O início do que se pode chamar de Promoção da Saúde deu-se na década de 1970 no Canadá com a análise das principais causas determinantes da morbidade e mortalidade no país e como tais causas influenciavam a saúde da população. Atualmente, o que se tem sobre ideário de Promoção da Saúde pode ser percebido como um processo orientado por uma visão de saúde que considera as diversas causas saúde-doença a partir de valores éticos, participação popular, equidade, práticas intersetoriais e promoção da sustentabilidade, assim sendo, a saúde é percebida como produto de diversos fatores (ambiental, físico, social, político, econômico e cultural) relacionados com a qualidade de vida.
Neste contexto, a Agroecologia aparece atualmente como estratégia Sustentável características nutricionais em relação á Promoção da Saúde coletiva. A Agroecologia é caracterizada como um movimento sociopolítico de fortalecimento do agricultor em busca de sua identidade e raízes culturais, mais do que tratar do manejo ecologicamente responsável dos recursos pode-se usar o termo “Agricultura Ecológica” para se referir à ela.
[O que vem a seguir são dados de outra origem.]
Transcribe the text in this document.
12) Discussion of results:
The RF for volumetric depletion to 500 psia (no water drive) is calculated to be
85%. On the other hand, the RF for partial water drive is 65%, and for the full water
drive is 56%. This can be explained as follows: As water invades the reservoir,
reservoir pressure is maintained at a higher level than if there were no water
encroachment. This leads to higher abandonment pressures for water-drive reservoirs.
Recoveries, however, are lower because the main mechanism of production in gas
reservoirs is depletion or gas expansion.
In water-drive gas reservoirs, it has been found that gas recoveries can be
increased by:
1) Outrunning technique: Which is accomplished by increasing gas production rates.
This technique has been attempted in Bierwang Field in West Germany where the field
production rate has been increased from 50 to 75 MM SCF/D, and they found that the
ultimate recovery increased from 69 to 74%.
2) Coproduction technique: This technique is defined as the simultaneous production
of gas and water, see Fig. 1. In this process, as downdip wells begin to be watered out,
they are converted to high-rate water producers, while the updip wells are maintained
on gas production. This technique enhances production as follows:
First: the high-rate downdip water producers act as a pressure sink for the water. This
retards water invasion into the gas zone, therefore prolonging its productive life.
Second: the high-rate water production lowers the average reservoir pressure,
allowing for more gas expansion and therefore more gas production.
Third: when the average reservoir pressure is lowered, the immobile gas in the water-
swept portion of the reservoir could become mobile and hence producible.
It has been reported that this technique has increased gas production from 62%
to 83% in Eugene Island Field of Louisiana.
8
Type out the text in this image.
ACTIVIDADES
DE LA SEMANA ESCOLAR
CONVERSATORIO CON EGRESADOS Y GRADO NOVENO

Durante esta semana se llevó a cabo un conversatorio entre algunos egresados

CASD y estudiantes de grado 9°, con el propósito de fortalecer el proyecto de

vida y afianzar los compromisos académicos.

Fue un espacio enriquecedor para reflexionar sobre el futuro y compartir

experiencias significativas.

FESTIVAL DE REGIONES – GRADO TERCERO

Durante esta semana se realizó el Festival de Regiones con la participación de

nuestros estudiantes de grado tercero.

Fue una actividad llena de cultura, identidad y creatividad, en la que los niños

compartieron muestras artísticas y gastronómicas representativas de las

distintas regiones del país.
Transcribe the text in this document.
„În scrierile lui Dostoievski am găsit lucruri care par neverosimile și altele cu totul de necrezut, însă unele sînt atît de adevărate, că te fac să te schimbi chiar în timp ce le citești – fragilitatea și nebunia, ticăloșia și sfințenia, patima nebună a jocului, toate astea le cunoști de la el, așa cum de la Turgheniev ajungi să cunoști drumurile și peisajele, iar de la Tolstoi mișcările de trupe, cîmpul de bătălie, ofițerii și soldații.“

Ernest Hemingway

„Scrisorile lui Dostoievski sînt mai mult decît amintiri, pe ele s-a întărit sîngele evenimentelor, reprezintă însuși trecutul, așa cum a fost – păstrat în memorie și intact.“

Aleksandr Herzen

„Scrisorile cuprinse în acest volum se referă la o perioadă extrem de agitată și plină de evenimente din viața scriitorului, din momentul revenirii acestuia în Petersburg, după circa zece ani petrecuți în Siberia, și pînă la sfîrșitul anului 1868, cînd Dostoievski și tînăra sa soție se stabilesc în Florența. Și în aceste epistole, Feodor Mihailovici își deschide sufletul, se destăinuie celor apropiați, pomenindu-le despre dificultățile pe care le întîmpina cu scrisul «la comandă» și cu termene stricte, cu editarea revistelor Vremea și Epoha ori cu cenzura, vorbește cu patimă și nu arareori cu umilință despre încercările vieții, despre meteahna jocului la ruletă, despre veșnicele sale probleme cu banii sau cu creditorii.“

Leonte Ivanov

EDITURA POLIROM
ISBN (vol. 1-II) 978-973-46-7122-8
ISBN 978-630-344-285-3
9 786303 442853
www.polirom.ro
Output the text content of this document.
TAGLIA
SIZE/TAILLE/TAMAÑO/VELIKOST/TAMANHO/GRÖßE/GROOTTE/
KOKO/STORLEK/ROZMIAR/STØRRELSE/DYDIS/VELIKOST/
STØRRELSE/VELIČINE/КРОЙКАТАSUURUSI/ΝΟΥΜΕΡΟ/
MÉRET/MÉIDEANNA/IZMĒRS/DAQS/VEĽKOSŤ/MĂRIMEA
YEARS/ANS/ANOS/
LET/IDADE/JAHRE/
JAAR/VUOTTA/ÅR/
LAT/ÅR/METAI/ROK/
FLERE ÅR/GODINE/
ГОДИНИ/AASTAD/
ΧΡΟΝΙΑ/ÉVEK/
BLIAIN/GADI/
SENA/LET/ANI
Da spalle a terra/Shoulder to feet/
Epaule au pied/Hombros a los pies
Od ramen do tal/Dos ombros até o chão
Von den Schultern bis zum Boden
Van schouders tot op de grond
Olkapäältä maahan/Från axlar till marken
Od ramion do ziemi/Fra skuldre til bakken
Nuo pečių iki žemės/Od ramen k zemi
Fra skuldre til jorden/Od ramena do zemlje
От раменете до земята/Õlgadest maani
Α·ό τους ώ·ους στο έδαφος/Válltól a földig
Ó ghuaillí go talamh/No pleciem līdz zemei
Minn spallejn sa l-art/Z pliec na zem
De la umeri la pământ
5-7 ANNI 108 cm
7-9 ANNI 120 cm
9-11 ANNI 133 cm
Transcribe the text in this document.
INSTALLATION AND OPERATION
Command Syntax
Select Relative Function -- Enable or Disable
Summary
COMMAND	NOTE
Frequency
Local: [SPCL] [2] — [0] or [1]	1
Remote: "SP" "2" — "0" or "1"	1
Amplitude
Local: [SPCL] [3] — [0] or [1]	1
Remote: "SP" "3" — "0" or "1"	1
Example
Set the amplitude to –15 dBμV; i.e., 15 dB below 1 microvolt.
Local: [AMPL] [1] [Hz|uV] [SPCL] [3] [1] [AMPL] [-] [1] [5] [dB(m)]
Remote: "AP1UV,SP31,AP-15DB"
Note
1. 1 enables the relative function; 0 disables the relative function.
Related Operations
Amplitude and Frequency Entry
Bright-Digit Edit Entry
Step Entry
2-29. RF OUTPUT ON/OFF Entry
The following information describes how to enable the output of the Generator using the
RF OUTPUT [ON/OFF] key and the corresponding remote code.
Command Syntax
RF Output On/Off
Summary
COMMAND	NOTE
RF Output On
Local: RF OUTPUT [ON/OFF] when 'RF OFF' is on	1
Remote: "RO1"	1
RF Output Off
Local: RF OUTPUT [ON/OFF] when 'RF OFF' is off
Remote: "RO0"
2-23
Neste contexto os alimentos produzidos por meio deste padrão são chamados de “alimentos ecológicos”, sendo que ecológicos ou orgânicos, são termos que podem ser usados para a mesma ideia.
A Agroecologia sustenta o conceito de Segurança Alimentar e Nutricional (SAN) do Brasil, que é definido como “a realização do direito de todos ao acesso regular e permanente a alimentos de qualidade, em quantidade suficiente, sem comprometer o acesso a outras necessidades essenciais, tendo como base práticas promotoras de saúde, que respeitem a diversidade cultural e que sejam social econômica e ambientalmente sustentáveis”(CONSEA, 2007). Entre as diretrizes da SAN aparece a conservação da biodiversidade e a utilização sustentável dos recursos no processo de produção de alimentos, a promoção da agricultura familiar e das práticas de Agroecologia.
Segundo Elaine de Azevedo e Maria Focesi Policioni, a agroecologia é uma produção de alimentos saudáveis que dialoga com várias outras áreas e dá autonomia e melhores condições socioeconômicas para o agricultor, a agroecologia é a promoção da saúde e pode enriquecer a discussão da saúde rural e a concepção das políticas publicas.
A alimentação pode ser vista sob diferentes aspectos. Um deles é o aspecto econômico que está relacionado á distribuição dos alimentos, ao preço deles, aos hábitos alimentares e á renda familiar, outro aspecto é o nutricional referente aos nutrientes dos alimentos, quando há carência desses nutrientes, a qual influencia na relação saúde e doença, trata-se do aspecto social, ou seja, verifica-se a situação social do indivíduo, o estilo de vida, considerando o aspecto cultural que dita as preferências, as tradições alimentares, repulsões, ritos e tabus. A Agroecologia, por se tratar de uma agricultura sustentável e ecológica ou orgânica, encaixa-se favoravelmente com os aspectos citados visando uma melhor distribuição dos alimentos, desde que tenham qualidade e mantenham as tradições de uma sociedade.
Entre as grandes vantagens da produção agroecológica ou orgânica está o fato dos vegetais serem mais nutritivos e saudáveis, não conter resíduos químicos tóxicos e contribuir para melhorar a qualidade do solo, água e do ar. Vários são os benefícios oferecidos pelos produtos agroecológicos: a melhoria de renda para agricultura familiar (fator econômico), a preservação da natureza e harmonia social (fator socioambiental), a maior qualidade no sabor e seu valor nutricional elevado (fator nutricional), a promoção da qualidade de vida, tanto para quem produz como para quem consome (fatores nutricional e social).
A proposta de perceber Agroecologia como estratégia Sustentável de promoção da saúde deve ser também considerada, uma vez que o padrão agropecuário brasileiro moderno é um dos elementos de maior interferência no equilíbrio do meio ambiente e interfere diretamente na Saúde coletiva. Considerando o Brasil como um país de base agrícola, o meio rural e a agricultura são atividades primárias essenciais, repercutem nas condições de vida da população e configuram-se como estratégia para fortalecer as propostas de segurança alimentar e de promoção da saúde e da sustentabilidade, daí a importância de fortalecer a agroecologia como conceito e prática para uma vida sustentável.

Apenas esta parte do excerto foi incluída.